Nach dem Sprengstoffanschlag auf den Sikh-Tempel in der Bersonstraße haben Spezialeinheiten der Essener Polizei gestern einen dritten Tatverdächtigen festgenommen. Das berichtete am Abend das Polizeipräsidium. Nach Informationen dieser Zeitung handelt es sich bei dem Festgenommenen um den 17 Jahre alten Salafisten Tolga I. aus Schermbeck. Er soll der „Befehlshaber“ der mutmaßlichen Terrorgruppe sein.
Der Zugriff der Spezialkräfte sei am Hauptbahnhof erfolgt, heißt es. Ein Begleiter des Mannes befand sich nach Polizeiangaben am Mittwochabend in Gewahrsam. Bei den anderen beiden Tatverdächtigen handelt es sich um die 16 Jahre alten Mohammed B. aus Essen und Yussuf T. aus Gelsenkirchen. Sie sollen am Abend des 16. April am Eingang des Sikh-Tempels einen selbstgebastelten Sprengsatz gezündet haben. Drei Menschen wurden verletzt.
Kontakte zur Lohberger Brigade
Schon vier Tage nach dem Anschlag stand Tolga I. unter Tatverdacht. Er und ein weiterer Jugendlicher wurden festgenommen, aber am selben Tag wieder auf freien Fuß gesetzt. Der Verdacht gegen die sie hatte sich zunächst nicht erhärtet. Nach einem Bericht des ARD-Politmagazins „Report München“ soll Tolga I. der Anführer einer zwölfköpfigen Whatsapp-Gruppe sein, zu der auch Mohammed B. und Yussuf T. sowie weitere Jugendliche gehörten. Außerdem werden ihm Kontakte zu Dschihadisten und zur berüchtigten Lohberger Brigade in Dinslaken nachgesagt. Dabei handelt es sich um Jugendliche, die in Dinslaken aufgewachsen sind, sich radikalisiert haben und zusammen als Dschihadisten in Syrien gekämpft haben.
Anscheinend kennt die Polizei den Inhalt der Textnachrichten, die sich die Gruppe geschickt hat. Yussuf T. soll dem 17 Jahre alten Befehlshaber Tolga I. in einer solchen Nachricht bestätigt haben, dass er die Bombe in Essen gelegt habe.
Tolga I. soll nach Informationen dieser Zeitung bei einem Berufskolleg in Dinslaken angemeldet sein, die Schule aber schon seit geraumer Zeit gar nicht mehr besucht haben.

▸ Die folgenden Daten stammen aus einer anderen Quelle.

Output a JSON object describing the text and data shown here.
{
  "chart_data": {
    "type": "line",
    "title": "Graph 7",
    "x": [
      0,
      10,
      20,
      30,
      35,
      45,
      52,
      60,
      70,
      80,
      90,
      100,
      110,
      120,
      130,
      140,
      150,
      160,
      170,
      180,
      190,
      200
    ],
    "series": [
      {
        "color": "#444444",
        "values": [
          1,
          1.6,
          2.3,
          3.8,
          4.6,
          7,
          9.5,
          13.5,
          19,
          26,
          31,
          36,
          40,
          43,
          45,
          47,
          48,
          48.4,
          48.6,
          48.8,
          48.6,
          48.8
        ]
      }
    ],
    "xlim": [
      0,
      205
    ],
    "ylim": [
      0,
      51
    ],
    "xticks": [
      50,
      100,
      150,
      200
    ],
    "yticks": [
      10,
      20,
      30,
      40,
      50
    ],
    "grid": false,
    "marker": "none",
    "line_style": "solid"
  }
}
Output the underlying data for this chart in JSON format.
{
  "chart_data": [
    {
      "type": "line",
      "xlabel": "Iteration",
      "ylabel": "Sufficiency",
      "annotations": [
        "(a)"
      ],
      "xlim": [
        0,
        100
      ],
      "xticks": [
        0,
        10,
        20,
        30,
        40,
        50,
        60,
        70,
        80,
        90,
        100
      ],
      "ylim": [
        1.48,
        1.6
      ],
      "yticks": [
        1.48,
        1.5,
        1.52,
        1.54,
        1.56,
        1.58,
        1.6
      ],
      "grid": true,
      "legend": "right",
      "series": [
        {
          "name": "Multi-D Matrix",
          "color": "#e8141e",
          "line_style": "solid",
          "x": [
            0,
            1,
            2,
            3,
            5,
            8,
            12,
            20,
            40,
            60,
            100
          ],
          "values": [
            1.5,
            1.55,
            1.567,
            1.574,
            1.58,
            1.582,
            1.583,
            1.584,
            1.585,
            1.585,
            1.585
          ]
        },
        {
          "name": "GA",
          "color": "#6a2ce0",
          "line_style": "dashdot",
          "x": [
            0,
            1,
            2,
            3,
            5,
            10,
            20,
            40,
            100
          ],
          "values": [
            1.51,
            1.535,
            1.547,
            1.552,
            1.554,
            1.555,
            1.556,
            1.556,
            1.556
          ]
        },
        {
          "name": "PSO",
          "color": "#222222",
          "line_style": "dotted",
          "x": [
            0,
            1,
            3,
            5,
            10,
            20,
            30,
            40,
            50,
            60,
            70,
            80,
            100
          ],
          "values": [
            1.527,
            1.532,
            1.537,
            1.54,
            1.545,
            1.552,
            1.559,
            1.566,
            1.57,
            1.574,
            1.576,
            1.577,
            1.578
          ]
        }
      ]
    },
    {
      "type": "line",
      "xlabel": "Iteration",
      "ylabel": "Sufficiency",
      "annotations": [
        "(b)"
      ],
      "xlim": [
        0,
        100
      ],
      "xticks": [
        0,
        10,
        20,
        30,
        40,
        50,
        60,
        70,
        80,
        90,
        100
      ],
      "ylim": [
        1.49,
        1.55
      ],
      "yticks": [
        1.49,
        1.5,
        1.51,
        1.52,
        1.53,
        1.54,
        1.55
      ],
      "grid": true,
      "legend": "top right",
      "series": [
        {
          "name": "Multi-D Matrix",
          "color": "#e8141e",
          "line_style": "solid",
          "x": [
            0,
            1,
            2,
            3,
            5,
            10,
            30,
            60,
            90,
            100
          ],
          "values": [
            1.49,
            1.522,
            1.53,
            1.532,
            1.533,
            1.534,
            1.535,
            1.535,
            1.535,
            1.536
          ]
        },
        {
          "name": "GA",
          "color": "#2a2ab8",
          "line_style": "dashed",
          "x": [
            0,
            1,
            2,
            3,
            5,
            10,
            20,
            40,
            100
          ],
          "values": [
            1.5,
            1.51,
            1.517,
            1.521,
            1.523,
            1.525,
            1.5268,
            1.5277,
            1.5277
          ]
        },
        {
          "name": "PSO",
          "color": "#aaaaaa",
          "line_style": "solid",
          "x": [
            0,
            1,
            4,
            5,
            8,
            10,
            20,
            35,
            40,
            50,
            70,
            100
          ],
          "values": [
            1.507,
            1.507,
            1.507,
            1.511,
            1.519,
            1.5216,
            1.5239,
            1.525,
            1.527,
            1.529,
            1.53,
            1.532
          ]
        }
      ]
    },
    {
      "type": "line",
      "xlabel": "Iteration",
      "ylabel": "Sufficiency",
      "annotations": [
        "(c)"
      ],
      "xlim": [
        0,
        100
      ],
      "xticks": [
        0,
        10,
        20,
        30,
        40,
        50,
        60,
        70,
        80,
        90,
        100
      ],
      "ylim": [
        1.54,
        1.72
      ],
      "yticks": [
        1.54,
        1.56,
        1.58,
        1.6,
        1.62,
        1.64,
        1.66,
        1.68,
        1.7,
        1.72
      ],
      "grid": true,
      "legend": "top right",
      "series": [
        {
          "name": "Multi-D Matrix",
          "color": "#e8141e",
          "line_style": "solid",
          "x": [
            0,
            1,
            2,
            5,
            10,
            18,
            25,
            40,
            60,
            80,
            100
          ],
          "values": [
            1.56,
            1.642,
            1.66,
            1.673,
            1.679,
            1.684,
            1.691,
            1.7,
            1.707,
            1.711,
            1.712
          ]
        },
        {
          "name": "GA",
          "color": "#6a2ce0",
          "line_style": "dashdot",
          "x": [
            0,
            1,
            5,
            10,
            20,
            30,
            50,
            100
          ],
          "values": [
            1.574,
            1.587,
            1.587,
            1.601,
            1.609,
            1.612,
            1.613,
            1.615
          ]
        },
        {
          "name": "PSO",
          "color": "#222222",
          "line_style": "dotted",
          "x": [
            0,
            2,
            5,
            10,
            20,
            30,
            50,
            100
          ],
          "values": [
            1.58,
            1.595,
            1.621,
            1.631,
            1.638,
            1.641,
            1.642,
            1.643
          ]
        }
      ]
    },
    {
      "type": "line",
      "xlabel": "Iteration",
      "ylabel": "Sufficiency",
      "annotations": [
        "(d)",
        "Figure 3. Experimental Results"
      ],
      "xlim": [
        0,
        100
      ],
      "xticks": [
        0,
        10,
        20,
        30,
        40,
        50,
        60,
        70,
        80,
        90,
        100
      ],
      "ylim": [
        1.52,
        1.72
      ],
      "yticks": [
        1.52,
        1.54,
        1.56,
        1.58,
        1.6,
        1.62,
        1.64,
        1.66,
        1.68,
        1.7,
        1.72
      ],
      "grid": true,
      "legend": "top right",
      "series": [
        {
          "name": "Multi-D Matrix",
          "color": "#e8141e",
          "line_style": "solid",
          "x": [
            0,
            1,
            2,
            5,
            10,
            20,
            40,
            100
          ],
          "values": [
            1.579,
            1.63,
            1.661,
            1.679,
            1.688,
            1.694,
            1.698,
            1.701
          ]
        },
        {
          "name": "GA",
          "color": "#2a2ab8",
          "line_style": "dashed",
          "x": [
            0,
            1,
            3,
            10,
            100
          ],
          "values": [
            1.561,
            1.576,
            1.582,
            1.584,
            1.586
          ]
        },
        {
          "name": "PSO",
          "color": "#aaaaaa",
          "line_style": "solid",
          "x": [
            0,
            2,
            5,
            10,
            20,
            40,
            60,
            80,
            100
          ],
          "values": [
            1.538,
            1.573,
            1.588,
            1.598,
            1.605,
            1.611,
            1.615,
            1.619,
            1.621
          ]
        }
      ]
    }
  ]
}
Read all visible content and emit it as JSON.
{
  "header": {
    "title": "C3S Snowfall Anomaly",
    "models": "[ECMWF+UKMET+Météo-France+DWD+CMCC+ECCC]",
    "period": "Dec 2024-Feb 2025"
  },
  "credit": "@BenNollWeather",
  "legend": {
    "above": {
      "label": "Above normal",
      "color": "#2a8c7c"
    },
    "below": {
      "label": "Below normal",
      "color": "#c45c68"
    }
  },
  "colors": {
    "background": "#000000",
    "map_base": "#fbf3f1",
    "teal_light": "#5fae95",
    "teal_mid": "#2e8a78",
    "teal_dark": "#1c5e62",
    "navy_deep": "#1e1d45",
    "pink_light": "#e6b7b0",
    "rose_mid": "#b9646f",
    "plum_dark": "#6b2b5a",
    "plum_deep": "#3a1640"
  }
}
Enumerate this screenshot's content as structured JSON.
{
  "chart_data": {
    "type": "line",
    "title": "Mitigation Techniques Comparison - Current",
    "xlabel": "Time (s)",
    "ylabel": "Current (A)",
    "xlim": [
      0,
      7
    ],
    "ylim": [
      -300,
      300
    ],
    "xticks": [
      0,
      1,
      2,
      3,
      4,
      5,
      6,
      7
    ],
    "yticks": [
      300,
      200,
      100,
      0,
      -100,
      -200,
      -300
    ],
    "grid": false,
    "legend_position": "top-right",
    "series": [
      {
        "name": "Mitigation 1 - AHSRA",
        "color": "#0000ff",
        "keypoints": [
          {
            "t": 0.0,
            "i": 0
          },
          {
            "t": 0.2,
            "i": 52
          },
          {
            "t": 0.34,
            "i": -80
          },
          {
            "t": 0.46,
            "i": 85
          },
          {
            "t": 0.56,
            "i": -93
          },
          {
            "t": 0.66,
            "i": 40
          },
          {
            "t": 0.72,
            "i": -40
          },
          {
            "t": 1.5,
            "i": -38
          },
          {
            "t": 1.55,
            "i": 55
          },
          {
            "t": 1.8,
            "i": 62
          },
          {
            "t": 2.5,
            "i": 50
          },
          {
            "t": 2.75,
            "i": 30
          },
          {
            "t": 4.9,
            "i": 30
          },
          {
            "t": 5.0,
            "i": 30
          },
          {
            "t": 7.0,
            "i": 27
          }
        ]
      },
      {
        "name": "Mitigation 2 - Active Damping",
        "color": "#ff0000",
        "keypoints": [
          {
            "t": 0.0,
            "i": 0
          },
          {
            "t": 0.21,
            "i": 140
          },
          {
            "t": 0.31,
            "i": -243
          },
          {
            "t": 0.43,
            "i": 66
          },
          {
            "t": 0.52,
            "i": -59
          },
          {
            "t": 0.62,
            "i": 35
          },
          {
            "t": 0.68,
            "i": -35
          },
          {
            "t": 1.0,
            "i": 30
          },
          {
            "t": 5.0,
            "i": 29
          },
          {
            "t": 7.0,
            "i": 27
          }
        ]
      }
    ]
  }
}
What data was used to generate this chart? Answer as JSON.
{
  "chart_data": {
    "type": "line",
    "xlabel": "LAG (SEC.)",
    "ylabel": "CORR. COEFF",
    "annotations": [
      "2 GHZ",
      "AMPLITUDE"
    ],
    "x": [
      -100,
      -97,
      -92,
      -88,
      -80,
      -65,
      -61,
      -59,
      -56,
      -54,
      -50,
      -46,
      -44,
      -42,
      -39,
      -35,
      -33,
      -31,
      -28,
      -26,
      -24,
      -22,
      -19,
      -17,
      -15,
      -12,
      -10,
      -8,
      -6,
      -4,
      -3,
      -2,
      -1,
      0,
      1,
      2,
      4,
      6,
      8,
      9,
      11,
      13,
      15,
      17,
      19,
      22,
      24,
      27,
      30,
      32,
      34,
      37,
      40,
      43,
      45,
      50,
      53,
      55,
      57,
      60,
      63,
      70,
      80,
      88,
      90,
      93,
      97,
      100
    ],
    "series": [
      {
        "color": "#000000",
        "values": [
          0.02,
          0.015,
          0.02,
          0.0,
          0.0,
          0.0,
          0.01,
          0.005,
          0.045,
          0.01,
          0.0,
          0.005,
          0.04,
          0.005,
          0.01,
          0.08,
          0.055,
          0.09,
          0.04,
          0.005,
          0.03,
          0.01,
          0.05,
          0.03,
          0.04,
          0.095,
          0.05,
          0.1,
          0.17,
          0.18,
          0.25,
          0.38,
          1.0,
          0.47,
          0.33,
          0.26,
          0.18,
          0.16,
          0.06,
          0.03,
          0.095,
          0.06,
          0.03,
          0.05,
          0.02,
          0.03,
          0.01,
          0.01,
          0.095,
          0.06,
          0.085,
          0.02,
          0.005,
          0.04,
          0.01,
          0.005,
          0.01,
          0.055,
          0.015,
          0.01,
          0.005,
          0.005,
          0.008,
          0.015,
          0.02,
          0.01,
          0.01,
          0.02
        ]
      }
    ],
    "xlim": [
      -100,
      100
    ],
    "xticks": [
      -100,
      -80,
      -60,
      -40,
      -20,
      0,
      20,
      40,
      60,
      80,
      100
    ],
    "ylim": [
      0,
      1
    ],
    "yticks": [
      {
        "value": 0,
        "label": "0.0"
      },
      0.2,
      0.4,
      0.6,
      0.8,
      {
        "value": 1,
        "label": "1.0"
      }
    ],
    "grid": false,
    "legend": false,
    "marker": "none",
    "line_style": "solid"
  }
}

Der Schermbecker Bürgermeister Mike Rexforth bestätigte auf Anfrage, dass gegen den 17-Jährigen ein Ausreiseverbot verhängt wurde und die Kommune per Ordnungsverfügung ein Passentzugsverfahren eingeleitet habe. „Wir arbeiten seit Wochen eng mit der Polizei in Wesel und mit dem Staatsschutz in Duisburg zusammen“, sagte der Bürgermeister. Ziel der Behörden sei in erster Linie, den IS-Sympathisanten Tolga I. an der Ausreise in den Nahen Osten (Syrien, Irak) zu hindern. Der Reisepass und der Personalausweis seien ihm schon vor einigen Wochen entzogen worden.
Über Details der Festnahme machten die Fahnder gestern keine Angaben. Auf Antrag der Staatsanwaltschaft habe das Amtsgericht einen Haftbefehl erlassen. „Die Ermittlungskommission arbeitet nach wie vor mit Hochdruck an der Aufhellung der Ereignisse und Strukturen“, sagte ein Polizeisprecher am Abend.